2. Computer-based training (PC). Participants received individualized computer-based training with continuous therapeutic supervision. The software addressed specific attention and memory dimensions in eight modules. Following the PC training, participants also received individualized coaching according to their specific impairments.

Measures were completed upon admission to the rehabilitation unit (T1), at the end of in-patient rehabilitation (T2), and six months later on an outpatient basis (T3). 

• The number of participants was 90.
• All participants were female.
• All participants had breast cancer, with an average of 9.01 months since diagnosis and 2.06 months since the conclusion of chemotherapy.
• There were 33 participants in the NPT intervention group, 32 in the PC intervention group, and 25 in the control group.
• The average participant age was 49.19 ± 7.71 years.
• 16.7% of participants had a university degree, with only 3.1% not professionally trained.
• Participants were predominately receving chemotherapy with anthracyclines; most had postoperative localized radiation therapy and adjuvant antihormonal therapy.
• Individuals were exclused from the study if they were older than 64 years; had psychiatric mental health disorders or other cancer, psychiatric, or neurologic problems; or were currently using psychoactive medications.

The study took place at the Tumor Biology Center Rehabilitation Unit in Freiburg, Germany.

The study utilized a randomized, controlled trial.

• Questionnaire of Self-Perceived Deficits in Attention (FEDA) for attention
• Test Battery for Attentional Performance (TAP) for attention
• Digit Span for attention
• Wechsler Memory Scale-Revised for memory
• Rivermead Behavoral Memory Test (RBMT) Immediate and Delayed Story Recall for memory
• Learning and Memory Test (LGT-3) for memory
• Multidimensional Fatigue Inventory (MFI) for mental fatigue, activity, and motivation
• Hospital Anxiety and Depression Scale (HADS) for anxiety and depression
• European Organization for Research and Treatment of Cancer Quality of Life Questionnaire - 30 (EORTC QLQ-30) for global and functional quality of life.
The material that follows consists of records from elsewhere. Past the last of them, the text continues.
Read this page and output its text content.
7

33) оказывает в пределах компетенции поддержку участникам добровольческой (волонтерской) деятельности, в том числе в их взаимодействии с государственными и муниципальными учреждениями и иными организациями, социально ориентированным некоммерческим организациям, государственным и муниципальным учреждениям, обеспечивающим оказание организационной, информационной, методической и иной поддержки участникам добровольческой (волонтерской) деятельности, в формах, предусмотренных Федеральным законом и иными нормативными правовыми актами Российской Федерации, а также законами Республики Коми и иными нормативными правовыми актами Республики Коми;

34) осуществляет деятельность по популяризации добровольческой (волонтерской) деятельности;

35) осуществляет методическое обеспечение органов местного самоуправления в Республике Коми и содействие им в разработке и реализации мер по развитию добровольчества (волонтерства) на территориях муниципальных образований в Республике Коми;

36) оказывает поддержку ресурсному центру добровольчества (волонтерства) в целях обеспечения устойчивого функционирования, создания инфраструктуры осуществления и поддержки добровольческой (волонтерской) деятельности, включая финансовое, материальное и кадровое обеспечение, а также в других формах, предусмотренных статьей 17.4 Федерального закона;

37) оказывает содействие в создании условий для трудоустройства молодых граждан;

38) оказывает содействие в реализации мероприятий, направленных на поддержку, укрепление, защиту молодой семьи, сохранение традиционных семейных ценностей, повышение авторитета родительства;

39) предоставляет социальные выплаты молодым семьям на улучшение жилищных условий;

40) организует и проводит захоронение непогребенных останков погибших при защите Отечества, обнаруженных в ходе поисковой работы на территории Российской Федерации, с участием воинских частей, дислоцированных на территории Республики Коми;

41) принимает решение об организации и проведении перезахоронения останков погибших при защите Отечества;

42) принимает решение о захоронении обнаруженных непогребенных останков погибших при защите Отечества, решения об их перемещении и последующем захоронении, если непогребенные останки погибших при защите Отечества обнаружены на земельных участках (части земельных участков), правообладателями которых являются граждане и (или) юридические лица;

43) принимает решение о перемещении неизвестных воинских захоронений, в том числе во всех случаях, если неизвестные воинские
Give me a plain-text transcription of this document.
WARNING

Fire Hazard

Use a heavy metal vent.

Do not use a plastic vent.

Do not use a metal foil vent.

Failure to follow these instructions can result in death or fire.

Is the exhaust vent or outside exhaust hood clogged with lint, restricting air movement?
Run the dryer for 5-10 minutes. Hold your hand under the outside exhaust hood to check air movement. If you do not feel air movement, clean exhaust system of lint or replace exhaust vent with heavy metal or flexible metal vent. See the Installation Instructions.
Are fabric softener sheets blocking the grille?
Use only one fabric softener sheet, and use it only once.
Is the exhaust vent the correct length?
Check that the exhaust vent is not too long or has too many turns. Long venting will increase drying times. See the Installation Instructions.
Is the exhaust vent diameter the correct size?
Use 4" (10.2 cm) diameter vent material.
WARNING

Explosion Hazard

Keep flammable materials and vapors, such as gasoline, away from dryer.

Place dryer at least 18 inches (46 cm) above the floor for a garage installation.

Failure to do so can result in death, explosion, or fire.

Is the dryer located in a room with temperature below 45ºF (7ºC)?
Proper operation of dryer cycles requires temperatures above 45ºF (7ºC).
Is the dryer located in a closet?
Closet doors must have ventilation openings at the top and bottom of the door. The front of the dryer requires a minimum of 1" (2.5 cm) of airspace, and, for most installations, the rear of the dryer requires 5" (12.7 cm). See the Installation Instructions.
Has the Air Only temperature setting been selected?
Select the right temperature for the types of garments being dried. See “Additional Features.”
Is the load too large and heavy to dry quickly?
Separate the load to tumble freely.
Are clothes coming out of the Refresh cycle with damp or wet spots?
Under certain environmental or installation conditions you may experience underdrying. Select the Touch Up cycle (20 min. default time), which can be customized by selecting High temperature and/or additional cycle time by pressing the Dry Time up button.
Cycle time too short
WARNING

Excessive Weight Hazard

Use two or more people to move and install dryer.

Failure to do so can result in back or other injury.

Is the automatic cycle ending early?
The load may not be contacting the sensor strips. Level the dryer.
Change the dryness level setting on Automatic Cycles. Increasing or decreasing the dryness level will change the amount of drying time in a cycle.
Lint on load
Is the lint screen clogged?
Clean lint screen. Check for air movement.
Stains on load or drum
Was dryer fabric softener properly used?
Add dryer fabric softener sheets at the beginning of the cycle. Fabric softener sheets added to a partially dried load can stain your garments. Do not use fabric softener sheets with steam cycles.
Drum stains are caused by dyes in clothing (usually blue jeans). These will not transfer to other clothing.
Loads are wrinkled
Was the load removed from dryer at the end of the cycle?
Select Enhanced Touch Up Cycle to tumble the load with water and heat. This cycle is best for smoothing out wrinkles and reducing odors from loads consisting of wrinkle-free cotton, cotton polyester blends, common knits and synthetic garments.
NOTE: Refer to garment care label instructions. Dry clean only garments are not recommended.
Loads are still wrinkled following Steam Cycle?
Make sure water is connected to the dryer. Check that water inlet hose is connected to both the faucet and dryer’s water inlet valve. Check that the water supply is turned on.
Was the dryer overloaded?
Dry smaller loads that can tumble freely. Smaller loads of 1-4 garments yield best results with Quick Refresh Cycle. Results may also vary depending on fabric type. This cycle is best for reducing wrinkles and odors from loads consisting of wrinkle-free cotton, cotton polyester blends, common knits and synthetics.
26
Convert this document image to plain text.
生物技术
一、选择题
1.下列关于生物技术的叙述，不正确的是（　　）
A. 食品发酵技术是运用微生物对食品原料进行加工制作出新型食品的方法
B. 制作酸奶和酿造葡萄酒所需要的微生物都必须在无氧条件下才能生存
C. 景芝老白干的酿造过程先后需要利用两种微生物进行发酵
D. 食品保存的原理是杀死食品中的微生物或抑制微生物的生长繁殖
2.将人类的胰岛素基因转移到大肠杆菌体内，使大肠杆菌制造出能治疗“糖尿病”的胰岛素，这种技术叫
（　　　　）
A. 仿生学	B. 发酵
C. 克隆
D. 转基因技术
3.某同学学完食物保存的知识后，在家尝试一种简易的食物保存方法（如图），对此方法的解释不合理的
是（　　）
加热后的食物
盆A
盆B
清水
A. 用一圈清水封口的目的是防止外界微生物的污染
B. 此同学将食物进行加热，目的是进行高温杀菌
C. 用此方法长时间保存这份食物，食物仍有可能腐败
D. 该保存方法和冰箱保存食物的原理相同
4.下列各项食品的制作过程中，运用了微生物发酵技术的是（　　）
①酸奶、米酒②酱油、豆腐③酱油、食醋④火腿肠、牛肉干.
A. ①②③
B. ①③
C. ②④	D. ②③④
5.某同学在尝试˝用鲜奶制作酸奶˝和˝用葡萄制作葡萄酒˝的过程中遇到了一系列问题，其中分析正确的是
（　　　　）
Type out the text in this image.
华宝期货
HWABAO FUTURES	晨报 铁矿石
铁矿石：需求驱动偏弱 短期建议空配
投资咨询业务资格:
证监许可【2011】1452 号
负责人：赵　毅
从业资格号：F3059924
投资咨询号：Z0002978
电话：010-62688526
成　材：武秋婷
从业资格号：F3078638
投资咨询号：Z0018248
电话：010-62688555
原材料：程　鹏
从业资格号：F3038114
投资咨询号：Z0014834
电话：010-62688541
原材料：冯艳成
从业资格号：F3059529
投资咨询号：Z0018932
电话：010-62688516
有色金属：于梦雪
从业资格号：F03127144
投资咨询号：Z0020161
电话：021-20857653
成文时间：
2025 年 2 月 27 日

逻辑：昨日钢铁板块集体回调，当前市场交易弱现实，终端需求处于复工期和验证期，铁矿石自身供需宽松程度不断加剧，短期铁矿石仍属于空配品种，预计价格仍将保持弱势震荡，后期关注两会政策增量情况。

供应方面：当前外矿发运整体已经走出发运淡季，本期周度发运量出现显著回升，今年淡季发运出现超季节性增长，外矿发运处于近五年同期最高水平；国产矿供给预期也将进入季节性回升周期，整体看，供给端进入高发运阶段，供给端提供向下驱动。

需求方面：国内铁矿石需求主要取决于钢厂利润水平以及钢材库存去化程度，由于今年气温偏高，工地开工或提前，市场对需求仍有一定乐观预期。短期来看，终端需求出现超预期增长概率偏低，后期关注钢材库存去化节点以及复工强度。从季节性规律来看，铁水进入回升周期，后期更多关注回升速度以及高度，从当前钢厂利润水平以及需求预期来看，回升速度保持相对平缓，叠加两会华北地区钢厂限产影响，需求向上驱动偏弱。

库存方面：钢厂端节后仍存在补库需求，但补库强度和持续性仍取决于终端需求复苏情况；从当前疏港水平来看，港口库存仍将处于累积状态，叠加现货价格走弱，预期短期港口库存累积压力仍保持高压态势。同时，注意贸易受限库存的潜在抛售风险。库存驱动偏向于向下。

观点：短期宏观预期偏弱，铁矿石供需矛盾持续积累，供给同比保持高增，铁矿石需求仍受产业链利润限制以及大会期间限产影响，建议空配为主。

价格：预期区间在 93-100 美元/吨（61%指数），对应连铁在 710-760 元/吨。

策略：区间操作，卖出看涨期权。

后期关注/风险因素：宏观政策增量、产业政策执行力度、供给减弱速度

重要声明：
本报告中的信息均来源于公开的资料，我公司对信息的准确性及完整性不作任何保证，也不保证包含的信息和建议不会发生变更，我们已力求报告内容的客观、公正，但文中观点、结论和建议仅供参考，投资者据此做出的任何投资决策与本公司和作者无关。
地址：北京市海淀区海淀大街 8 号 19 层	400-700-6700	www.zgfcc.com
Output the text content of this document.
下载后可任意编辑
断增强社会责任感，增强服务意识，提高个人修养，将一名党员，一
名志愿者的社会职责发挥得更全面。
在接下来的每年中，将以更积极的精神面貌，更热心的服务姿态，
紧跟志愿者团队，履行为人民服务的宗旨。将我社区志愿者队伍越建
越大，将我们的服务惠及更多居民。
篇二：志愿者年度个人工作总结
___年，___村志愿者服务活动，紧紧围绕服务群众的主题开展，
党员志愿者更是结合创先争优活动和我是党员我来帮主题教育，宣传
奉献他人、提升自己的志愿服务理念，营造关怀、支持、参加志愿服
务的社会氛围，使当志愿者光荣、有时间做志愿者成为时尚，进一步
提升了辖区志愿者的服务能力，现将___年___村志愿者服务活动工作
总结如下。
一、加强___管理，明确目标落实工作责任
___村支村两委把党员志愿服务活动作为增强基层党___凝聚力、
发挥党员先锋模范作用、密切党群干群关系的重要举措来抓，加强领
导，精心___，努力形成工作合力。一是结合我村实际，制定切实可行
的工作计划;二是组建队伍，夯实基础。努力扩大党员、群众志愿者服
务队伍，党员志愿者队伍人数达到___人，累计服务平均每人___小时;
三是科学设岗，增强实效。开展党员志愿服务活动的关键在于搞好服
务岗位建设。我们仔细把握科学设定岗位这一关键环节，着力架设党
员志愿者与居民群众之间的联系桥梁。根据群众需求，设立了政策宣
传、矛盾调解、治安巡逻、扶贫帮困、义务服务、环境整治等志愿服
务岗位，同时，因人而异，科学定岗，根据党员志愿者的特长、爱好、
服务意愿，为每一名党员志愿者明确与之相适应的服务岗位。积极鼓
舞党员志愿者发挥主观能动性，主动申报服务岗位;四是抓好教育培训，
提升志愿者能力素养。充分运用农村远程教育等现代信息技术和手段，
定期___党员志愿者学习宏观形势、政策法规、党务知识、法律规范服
The EORTC QLQ-30 uses six subscales (global, physical, role, cognitive, emotional, social functioning). Scores range from 0–100, with higher scores indicating higher quality of life.

No intervention effects were noted in this study. Significant improvement was noted in 11 of 16 neuropsychiatric parameters for all three groups between T1 and T2. Forty participants (44.4%) maintained at least one cognitive deficit at five months; 19 (21.1%) maintained two or more deficits at T3.

Both intervention groups received similar amounts of training sessions. Eighty-four participants (87.5%) had at least one impaired neuropsychological parameter and 54 (56.2%) had two or more at baseline.

No significant differences in cognitive ability between treatment groups were reported.

• The study lacked a clear description of the PC intervention.
• The use of an inpatient setting and the timing of interventions may have affected the outcome.
• The study did not address practice effects with repeated testing over time.